Reihenweise Fehler bei den Erbsenzählern der Nation. Nachdem es vergangenen Sommer fragwürdige Zahlen zu Ausschaffungen von kriminellen Ausländern publiziert hatte, titelte BLICK über das Bundesamt für Statistik (BfS): «Die Verrechner vom Dienst». Sie hatten nicht das erste Mal Fehler produziert.

Jetzt deckt BLICK eine weitere Peinlichkeit – und eine Erklärung für die Pannen? – auf: BfS-Direktor Georges-Simon Ulrich (50) führt einen falschen, nicht-wissenschaftlichen Dr.-Titel.

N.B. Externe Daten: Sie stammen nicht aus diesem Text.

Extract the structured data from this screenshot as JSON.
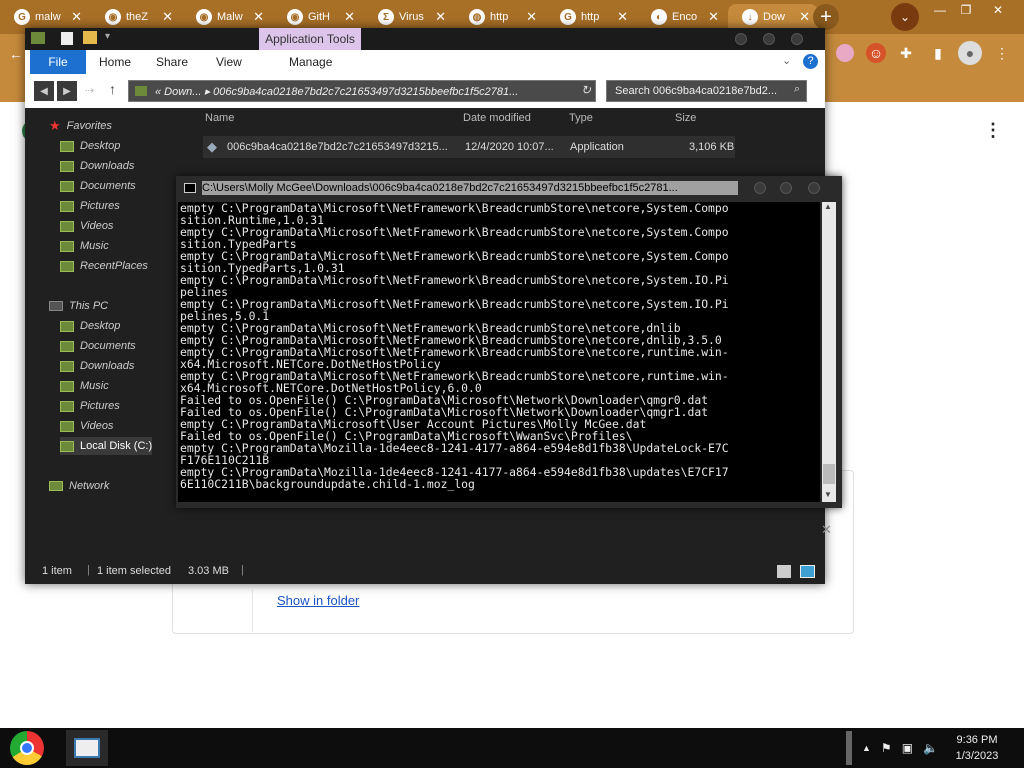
{
  "chrome": {
    "tabs": [
      {
        "label": "malw",
        "icon": "google-icon"
      },
      {
        "label": "theZ",
        "icon": "github-icon"
      },
      {
        "label": "Malw",
        "icon": "github-icon"
      },
      {
        "label": "GitH",
        "icon": "github-icon"
      },
      {
        "label": "Virus",
        "icon": "virustotal-icon"
      },
      {
        "label": "http",
        "icon": "globe-icon"
      },
      {
        "label": "http",
        "icon": "google-icon"
      },
      {
        "label": "Enco",
        "icon": "search-icon"
      },
      {
        "label": "Dow",
        "icon": "download-icon"
      }
    ],
    "new_tab": "+",
    "show_in_folder": "Show in folder",
    "theme_color": "#c58a3c"
  },
  "explorer": {
    "app_tools": "Application Tools",
    "ribbon": {
      "file": "File",
      "home": "Home",
      "share": "Share",
      "view": "View",
      "manage": "Manage"
    },
    "address": "« Down... ▸ 006c9ba4ca0218e7bd2c7c21653497d3215bbeefbc1f5c2781...",
    "search_placeholder": "Search 006c9ba4ca0218e7bd2...",
    "nav": {
      "favorites": "Favorites",
      "fav_items": [
        "Desktop",
        "Downloads",
        "Documents",
        "Pictures",
        "Videos",
        "Music",
        "RecentPlaces"
      ],
      "this_pc": "This PC",
      "pc_items": [
        "Desktop",
        "Documents",
        "Downloads",
        "Music",
        "Pictures",
        "Videos",
        "Local Disk (C:)"
      ],
      "network": "Network"
    },
    "columns": {
      "name": "Name",
      "date": "Date modified",
      "type": "Type",
      "size": "Size"
    },
    "file": {
      "name": "006c9ba4ca0218e7bd2c7c21653497d3215...",
      "date": "12/4/2020 10:07...",
      "type": "Application",
      "size": "3,106 KB"
    },
    "status": {
      "count": "1 item",
      "selected": "1 item selected",
      "size": "3.03 MB"
    }
  },
  "console": {
    "title": "C:\\Users\\Molly McGee\\Downloads\\006c9ba4ca0218e7bd2c7c21653497d3215bbeefbc1f5c2781...",
    "lines": [
      "empty C:\\ProgramData\\Microsoft\\NetFramework\\BreadcrumbStore\\netcore,System.Compo",
      "sition.Runtime,1.0.31",
      "empty C:\\ProgramData\\Microsoft\\NetFramework\\BreadcrumbStore\\netcore,System.Compo",
      "sition.TypedParts",
      "empty C:\\ProgramData\\Microsoft\\NetFramework\\BreadcrumbStore\\netcore,System.Compo",
      "sition.TypedParts,1.0.31",
      "empty C:\\ProgramData\\Microsoft\\NetFramework\\BreadcrumbStore\\netcore,System.IO.Pi",
      "pelines",
      "empty C:\\ProgramData\\Microsoft\\NetFramework\\BreadcrumbStore\\netcore,System.IO.Pi",
      "pelines,5.0.1",
      "empty C:\\ProgramData\\Microsoft\\NetFramework\\BreadcrumbStore\\netcore,dnlib",
      "empty C:\\ProgramData\\Microsoft\\NetFramework\\BreadcrumbStore\\netcore,dnlib,3.5.0",
      "empty C:\\ProgramData\\Microsoft\\NetFramework\\BreadcrumbStore\\netcore,runtime.win-",
      "x64.Microsoft.NETCore.DotNetHostPolicy",
      "empty C:\\ProgramData\\Microsoft\\NetFramework\\BreadcrumbStore\\netcore,runtime.win-",
      "x64.Microsoft.NETCore.DotNetHostPolicy,6.0.0",
      "Failed to os.OpenFile() C:\\ProgramData\\Microsoft\\Network\\Downloader\\qmgr0.dat",
      "Failed to os.OpenFile() C:\\ProgramData\\Microsoft\\Network\\Downloader\\qmgr1.dat",
      "empty C:\\ProgramData\\Microsoft\\User Account Pictures\\Molly McGee.dat",
      "Failed to os.OpenFile() C:\\ProgramData\\Microsoft\\WwanSvc\\Profiles\\",
      "empty C:\\ProgramData\\Mozilla-1de4eec8-1241-4177-a864-e594e8d1fb38\\UpdateLock-E7C",
      "F176E110C211B",
      "empty C:\\ProgramData\\Mozilla-1de4eec8-1241-4177-a864-e594e8d1fb38\\updates\\E7CF17",
      "6E110C211B\\backgroundupdate.child-1.moz_log"
    ]
  },
  "taskbar": {
    "time": "9:36 PM",
    "date": "1/3/2023"
  }
}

Ulrich ist kein Einzelfall. Er ist mit seinem falschen Dr. nur die Spitze des Eisbergs. Darum gehts: Dutzende Schweizer Manager und Wissenschaftler haben im angelsächsischen Raum ein Doctorate of Business Administration, kurz DBA, abgeschlossen. Damit darf man sich zwar im Studienland Dr. nennen, nicht aber in der Schweiz.

«Irreführend»

Das höchste akademische Organ der Schweiz, die Rektorenkonferenz der Hochschulen Swiss Universities, verlangt dafür nämlich «wissenschaftliche Kompetenz durch einen persönlichen und originären Beitrag zur Forschung». Ein DBA dagegen ist praxisorientiert. Darum bezeichnet Swiss Universities das Tragen des Dr.-Kürzels als «irreführend».

Swiss-Universities-Präsident Michael Hengartner (52) unterstrich dies schon letzten November in einem Brief ans Staatssekretariat für Bildung, Forschung und Innovation, der BLICK vorliegt. «Wir lehnen im vorliegenden Fall die Möglichkeit ab, die Abkürzung Dr. anstelle des DBA zu führen.»

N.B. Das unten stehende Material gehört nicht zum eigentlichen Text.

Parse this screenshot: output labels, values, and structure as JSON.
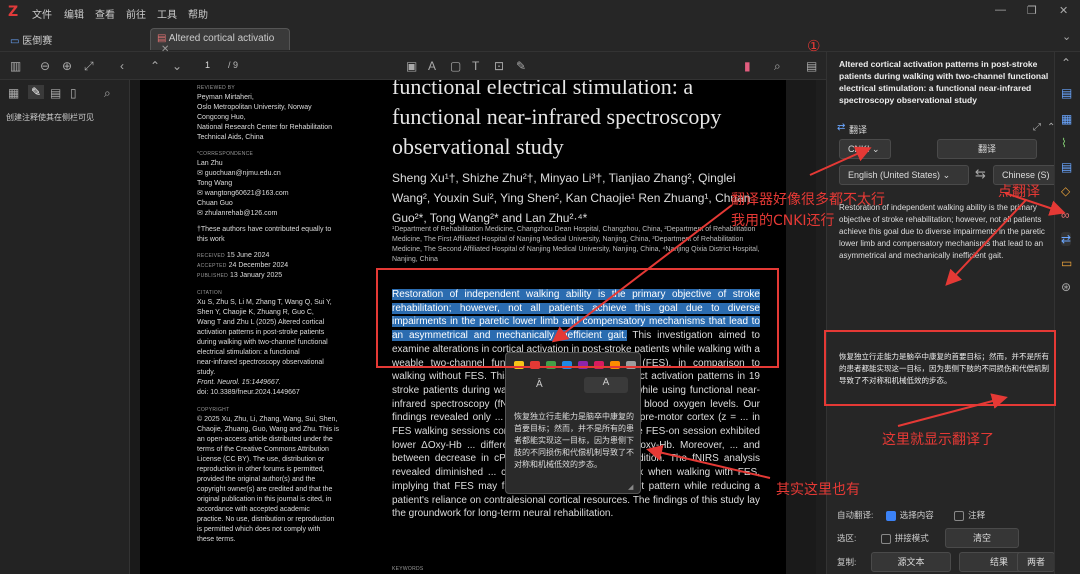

Wichtig: Die erwähnten Personen haben jahrelang für den DBA studiert und Dutzende Tausend Franken Studiengebühren bezahlt. Aber eben nicht für einen Dr. in der Schweiz!

Öffentliche Personen

Im Dezember schon musste der CEO der Hirslanden-Kliniken Daniel Liedtke (48) seinen Dr.-Titel streichen. Er nennt sich nun DBA. Die neuen Recherchen, die BLICK vornehmlich auf der Karriere-Plattform Linkedin angestellt hat, entlarven nun unter anderem auch einen Hypotheken-Chef der Allianz-Versicherung und einen Portfolio-Manager der Post. Oder einen Immobilien-Manager beim Beratungs-Riesen EY.

Sie alle sitzen in wichtigen Positionen bei Grosskonzernen, sind aber öffentlich kaum relevant. Darum publiziert BLICK ihre Namen nicht. 

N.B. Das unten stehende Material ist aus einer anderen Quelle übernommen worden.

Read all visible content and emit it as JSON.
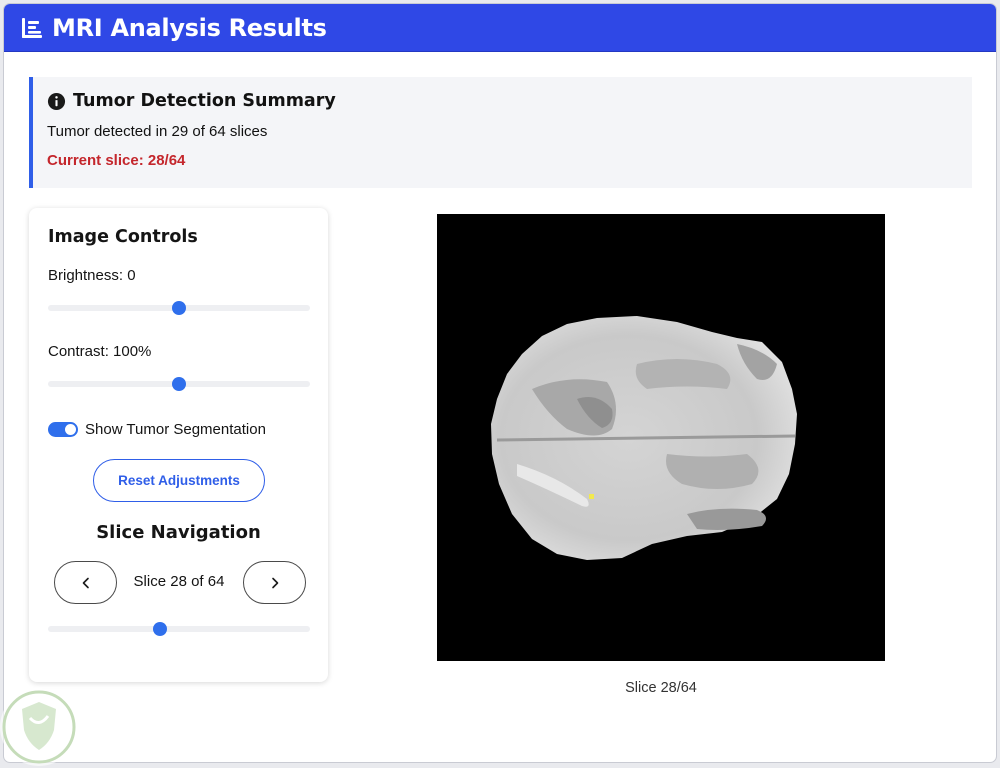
{
  "app": {
    "title": "MRI Analysis Results",
    "icon": "bar-list-icon",
    "header_color": "#2f48e6"
  },
  "summary": {
    "icon": "info-circle-icon",
    "title": "Tumor Detection Summary",
    "detected_text": "Tumor detected in 29 of 64 slices",
    "current_slice_text": "Current slice: 28/64",
    "current_color": "#c4262c",
    "accent_color": "#2f5ee8"
  },
  "controls": {
    "title": "Image Controls",
    "brightness": {
      "label": "Brightness:",
      "value": "0",
      "slider_fraction": 0.5
    },
    "contrast": {
      "label": "Contrast:",
      "value": "100%",
      "slider_fraction": 0.5
    },
    "segmentation_toggle": {
      "label": "Show Tumor Segmentation",
      "on": true
    },
    "reset_label": "Reset Adjustments"
  },
  "navigation": {
    "title": "Slice Navigation",
    "prev_icon": "chevron-left-icon",
    "next_icon": "chevron-right-icon",
    "slice_text": "Slice 28 of 64",
    "current": 28,
    "total": 64
  },
  "viewer": {
    "caption": "Slice 28/64",
    "segmentation_color": "#f2e94e"
  }
}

Bei BfS-Direktor Ulrich und Marc K. Peter (46) ist das anders. Ulrich ist einer der obersten Staatsangestellten der Schweiz, er führt in Neuenburg über 800 Mitarbeiter. Und Peter ist Professor an der Fachhochschule Nordwestschweiz FHNW.

BLICK hat bei allen genannten Personen nachgefragt, was sie sich dabei gedacht haben und was sie nun vorhaben. Beim Post-Manager kommt die Antwort von der Pressestelle: «Herr L. war sehr überrascht zu hören, dass er in der Schweiz seinem Namen den Titel Dr. nicht voranstellen darf.» Er habe erst durch die Anfrage davon erfahren und werde dies fortan nicht mehr tun. Ein Blick auf Linkedin zeigt: Er hat das Dr. wirklich gelöscht.

Nicht rechtlich geschützt

Peter dagegen schreibt, er werde den Dr.-Titel weiterführen. Das Bundesamt für Statistik verteidigt Direktor Georges-Simon Ulrich so: «Es handelt sich beim DBA um einen international anerkannten Titel, der sich in weiten Teilen Europas einer gesetzlichen Regelung erfreut, welche es DBA-Absolventen erlaubt, den Dr.-Titel zu führen.»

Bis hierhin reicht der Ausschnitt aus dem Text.